Myopia & Implantable Contact Lenses

Walk down a busy urban street and you will see a large number of people wearing glasses. Chances are good that if most of them took off the glasses they would start bumping into lamp posts, garbage cans, or each other. That scenario could result as a consequence of the statistic that 40% of the U.S. population suffers from myopia, commonly known as nearsightedness, with that percentage projected to rise to 50% by 2050 due to changes in human behavior.

Humans have sought solutions for myopia for centuries. Historically, eyeglasses had been the first recourse for correction – “spectacles” were invented in the 13th century – followed by contact lenses in the 1800s. In modern times, surgery has become a viable, progressive option. While forms of laser surgery are well-known, having been implemented for over 20 years, they are not an option for everyone. A proven alternative procedure, Implantable Collamer Lenses (ICL), offers substantial quality-of-life improvements for a range of nearsighted patients.

A Blurry World

Nearsightedness is when you can easily see objects right in front of you, but you struggle with those far away. Distant objects and people appear blurry or fuzzy, especially at night. This vision challenge results when an eyeball’s elongation causes its lens to focus light in front of the retina, a band of tissue in the rear attached to your optic nerve, rather than precisely upon it.

Myopia is not shy; it will make its presence known, especially in childhood, by displaying other distinct symptoms: Tired eyes, headaches, squinting, and hazy vision predominate.
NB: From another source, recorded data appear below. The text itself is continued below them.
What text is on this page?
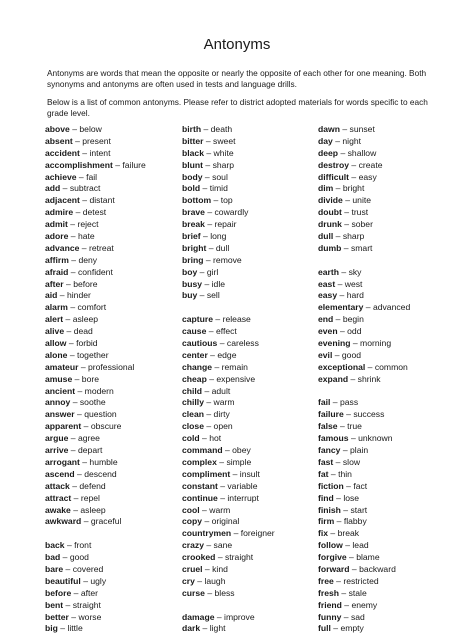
Antonyms

Antonyms are words that mean the opposite or nearly the opposite of each other for one meaning. Both synonyms and antonyms are often used in tests and language drills.

Below is a list of common antonyms. Please refer to district adopted materials for words specific to each grade level.

above – below
absent – present
accident – intent
accomplishment – failure
achieve – fail
add – subtract
adjacent – distant
admire – detest
admit – reject
adore – hate
advance – retreat
affirm – deny
afraid – confident
after – before
aid – hinder
alarm – comfort
alert – asleep
alive – dead
allow – forbid
alone – together
amateur – professional
amuse – bore
ancient – modern
annoy – soothe
answer – question
apparent – obscure
argue – agree
arrive – depart
arrogant – humble
ascend – descend
attack – defend
attract – repel
awake – asleep
awkward – graceful
back – front
bad – good
bare – covered
beautiful – ugly
before – after
bent – straight
better – worse
big – little
birth – death
bitter – sweet
black – white
blunt – sharp
body – soul
bold – timid
bottom – top
brave – cowardly
break – repair
brief – long
bright – dull
bring – remove
boy – girl
busy – idle
buy – sell
capture – release
cause – effect
cautious – careless
center – edge
change – remain
cheap – expensive
child – adult
chilly – warm
clean – dirty
close – open
cold – hot
command – obey
complex – simple
compliment – insult
constant – variable
continue – interrupt
cool – warm
copy – original
countrymen – foreigner
crazy – sane
crooked – straight
cruel – kind
cry – laugh
curse – bless
damage – improve
dark – light
dawn – sunset
day – night
deep – shallow
destroy – create
difficult – easy
dim – bright
divide – unite
doubt – trust
drunk – sober
dull – sharp
dumb – smart
earth – sky
east – west
easy – hard
elementary – advanced
end – begin
even – odd
evening – morning
evil – good
exceptional – common
expand – shrink
fail – pass
failure – success
false – true
famous – unknown
fancy – plain
fast – slow
fat – thin
fiction – fact
find – lose
finish – start
firm – flabby
fix – break
follow – lead
forgive – blame
forward – backward
free – restricted
fresh – stale
friend – enemy
funny – sad
full – empty
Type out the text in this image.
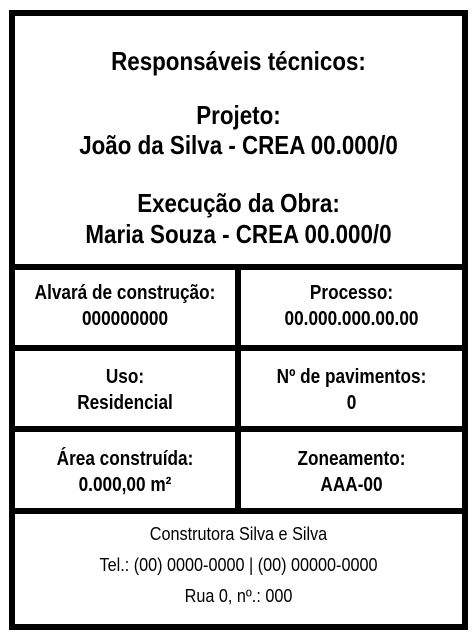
Responsáveis técnicos:
Projeto:
João da Silva - CREA 00.000/0
Execução da Obra:
Maria Souza - CREA 00.000/0
Alvará de construção:
000000000
Processo:
00.000.000.00.00
Uso:
Residencial
Nº de pavimentos:
0
Área construída:
0.000,00 m²
Zoneamento:
AAA-00
Construtora Silva e Silva
Tel.: (00) 0000-0000 | (00) 00000-0000
Rua 0, nº.: 000
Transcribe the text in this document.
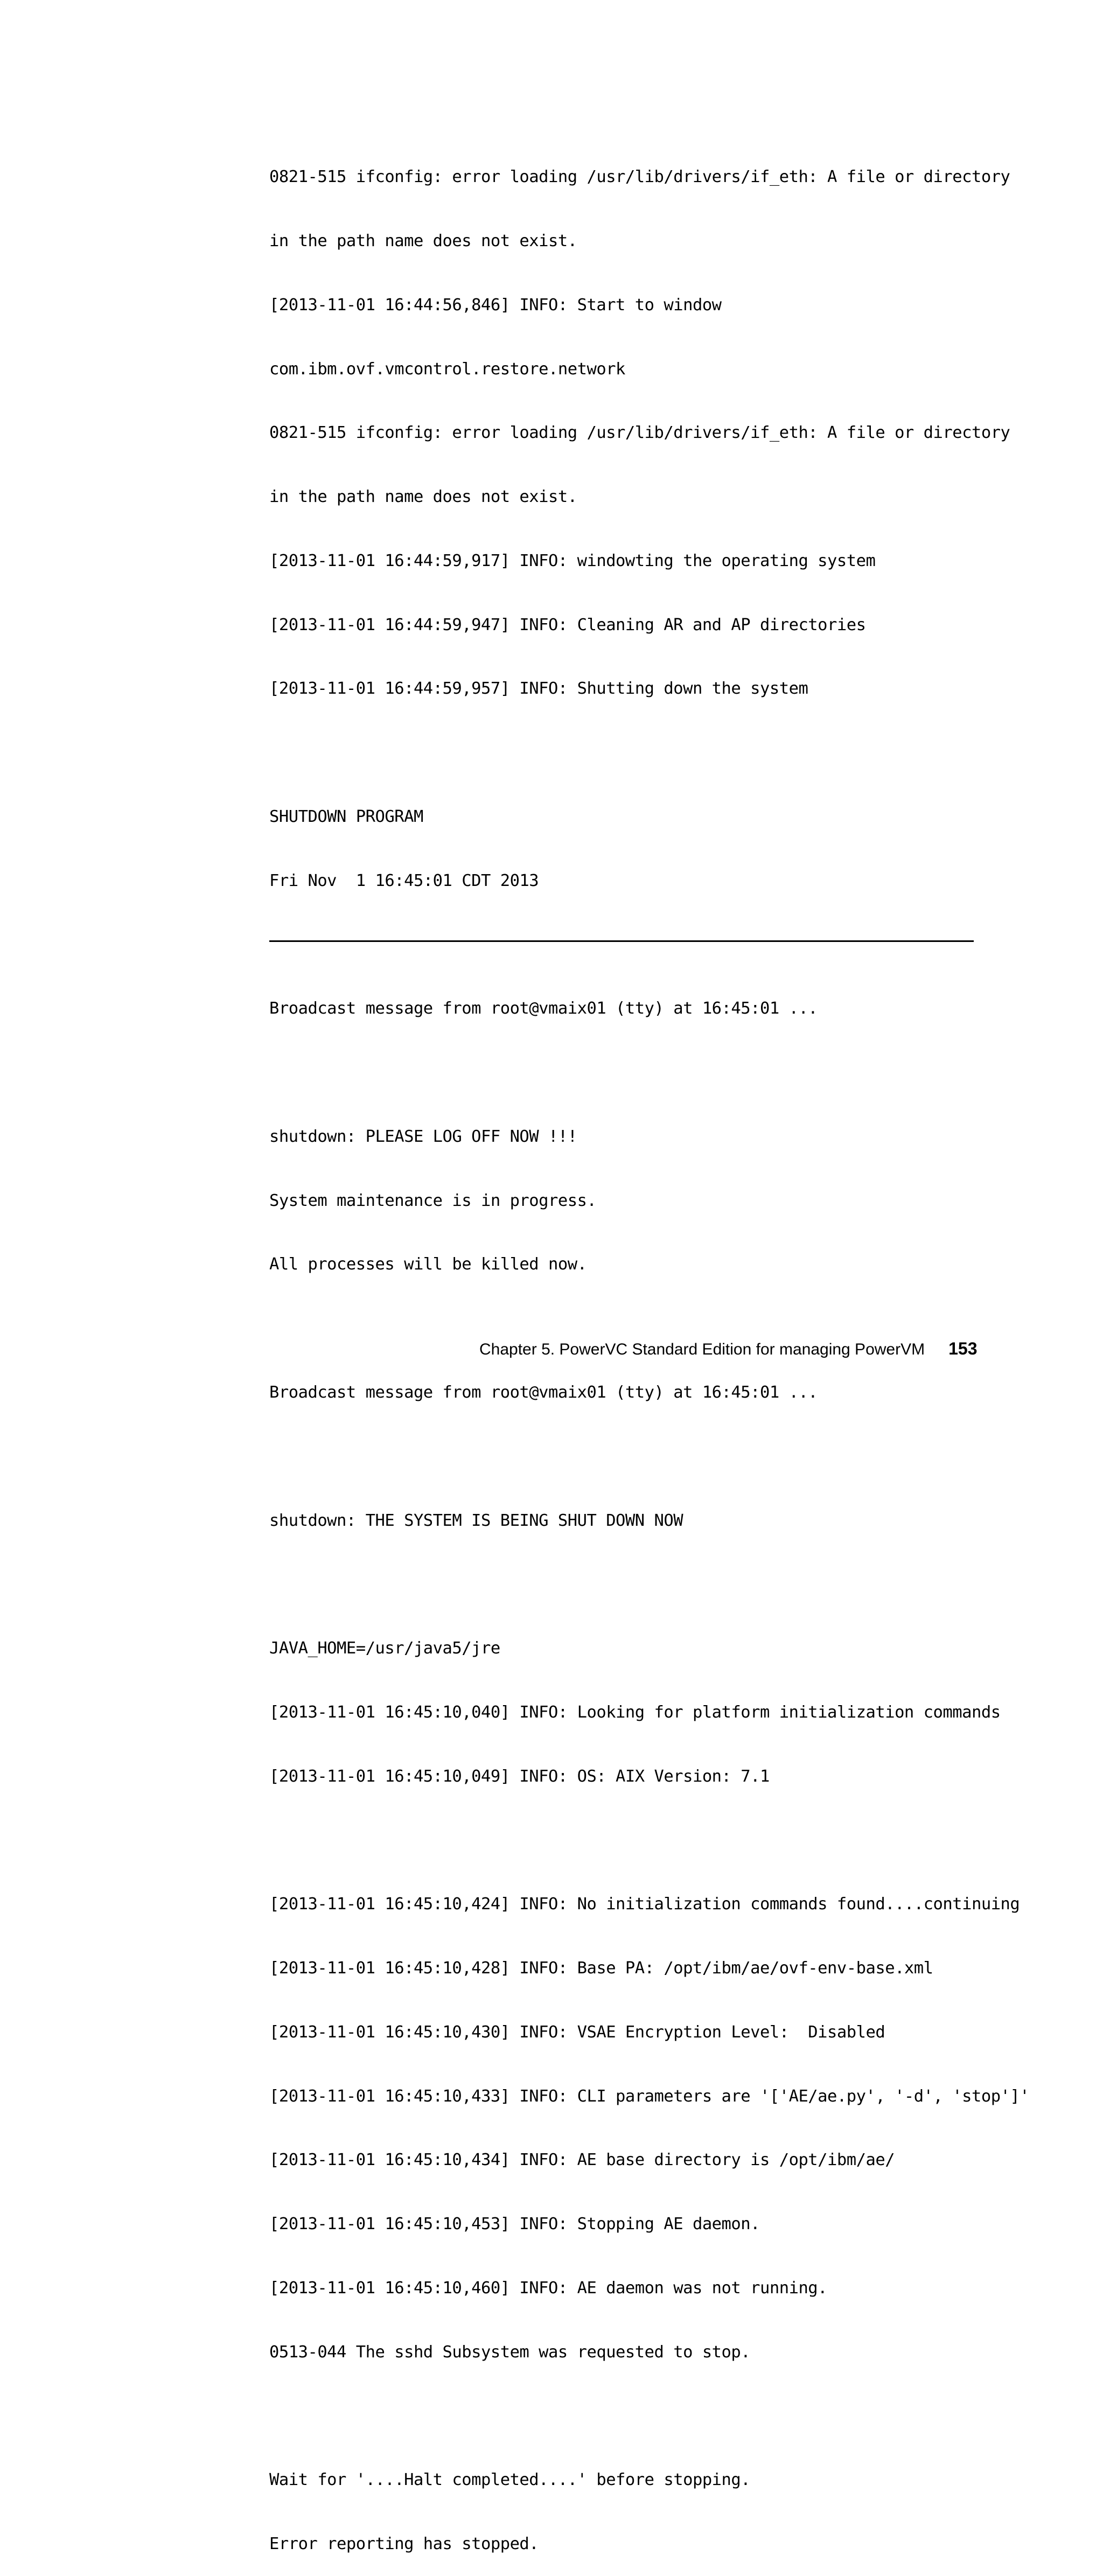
0821-515 ifconfig: error loading /usr/lib/drivers/if_eth: A file or directory

in the path name does not exist.

[2013-11-01 16:44:56,846] INFO: Start to window

com.ibm.ovf.vmcontrol.restore.network

0821-515 ifconfig: error loading /usr/lib/drivers/if_eth: A file or directory

in the path name does not exist.

[2013-11-01 16:44:59,917] INFO: windowting the operating system

[2013-11-01 16:44:59,947] INFO: Cleaning AR and AP directories

[2013-11-01 16:44:59,957] INFO: Shutting down the system

SHUTDOWN PROGRAM

Fri Nov  1 16:45:01 CDT 2013

Broadcast message from root@vmaix01 (tty) at 16:45:01 ...

shutdown: PLEASE LOG OFF NOW !!!

System maintenance is in progress.

All processes will be killed now.

Broadcast message from root@vmaix01 (tty) at 16:45:01 ...

shutdown: THE SYSTEM IS BEING SHUT DOWN NOW

JAVA_HOME=/usr/java5/jre

[2013-11-01 16:45:10,040] INFO: Looking for platform initialization commands

[2013-11-01 16:45:10,049] INFO: OS: AIX Version: 7.1

[2013-11-01 16:45:10,424] INFO: No initialization commands found....continuing

[2013-11-01 16:45:10,428] INFO: Base PA: /opt/ibm/ae/ovf-env-base.xml

[2013-11-01 16:45:10,430] INFO: VSAE Encryption Level:  Disabled

[2013-11-01 16:45:10,433] INFO: CLI parameters are '['AE/ae.py', '-d', 'stop']'

[2013-11-01 16:45:10,434] INFO: AE base directory is /opt/ibm/ae/

[2013-11-01 16:45:10,453] INFO: Stopping AE daemon.

[2013-11-01 16:45:10,460] INFO: AE daemon was not running.

0513-044 The sshd Subsystem was requested to stop.

Wait for '....Halt completed....' before stopping.

Error reporting has stopped.

Chapter 5. PowerVC Standard Edition for managing PowerVM 153
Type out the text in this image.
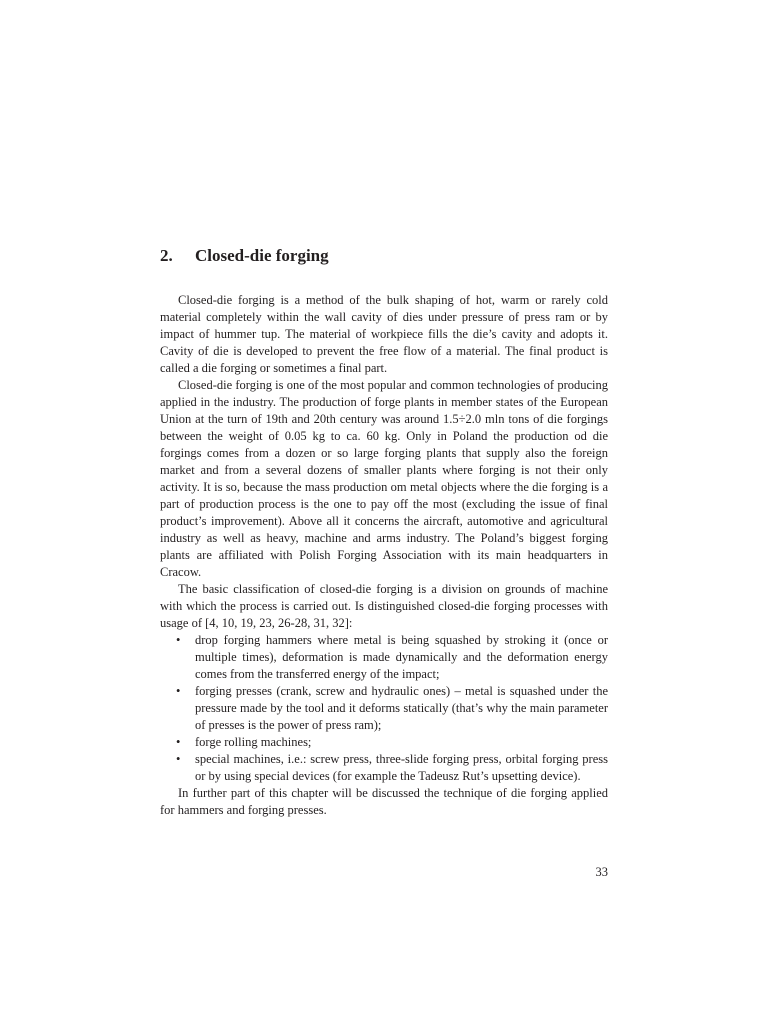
2. Closed-die forging

Closed-die forging is a method of the bulk shaping of hot, warm or rarely cold material completely within the wall cavity of dies under pressure of press ram or by impact of hummer tup. The material of workpiece fills the die’s cavity and adopts it. Cavity of die is developed to prevent the free flow of a material. The final product is called a die forging or sometimes a final part.

Closed-die forging is one of the most popular and common technologies of producing applied in the industry. The production of forge plants in member states of the European Union at the turn of 19th and 20th century was around 1.5÷2.0 mln tons of die forgings between the weight of 0.05 kg to ca. 60 kg. Only in Poland the production od die forgings comes from a dozen or so large forging plants that supply also the foreign market and from a several dozens of smaller plants where forging is not their only activity. It is so, because the mass production om metal objects where the die forging is a part of production process is the one to pay off the most (excluding the issue of final product’s improvement). Above all it concerns the aircraft, automotive and agricultural industry as well as heavy, machine and arms industry. The Poland’s biggest forging plants are affiliated with Polish Forging Association with its main headquarters in Cracow.

The basic classification of closed-die forging is a division on grounds of machine with which the process is carried out. Is distinguished closed-die forging processes with usage of [4, 10, 19, 23, 26-28, 31, 32]:

• drop forging hammers where metal is being squashed by stroking it (once or multiple times), deformation is made dynamically and the deformation energy comes from the transferred energy of the impact;
• forging presses (crank, screw and hydraulic ones) – metal is squashed under the pressure made by the tool and it deforms statically (that’s why the main parameter of presses is the power of press ram);
• forge rolling machines;
• special machines, i.e.: screw press, three-slide forging press, orbital forging press or by using special devices (for example the Tadeusz Rut’s upsetting device).

In further part of this chapter will be discussed the technique of die forging applied for hammers and forging presses.

33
Human work and play trends are leading to increased instances of the condition; because too much time spent staring at computer screens seems to contribute, current guidelines recommend children spend more time outdoors.

A Progressive Solution

Children will wear glasses or contact lenses through their teens. However, at the age of 21, they can become candidates for the ICL procedure instead. In this minimally-invasive surgery, a phakic lens is inserted into the eye through a small slit. The patient’s own lens is not removed. The implanted lens works in conjunction with the natural lens to focus light on the retina. Distant objects appear in sharp relief without the need for glasses or external contacts.

Advantages of the ICL procedure are clear: It is a good option for those with a high degree of nearsightedness, where laser or other surgeries may not work; it is unlikely to result in dry eyes, and it provides distinctly-focused correction.

A Glasses-Free Outlook

Significantly, patients who receive the procedure will live a life without glasses, contacts, and the ongoing associated maintenance and costs. As with any medical procedure, research extensively, and consult with a specialist who has the surgical experience to ensure surgical success.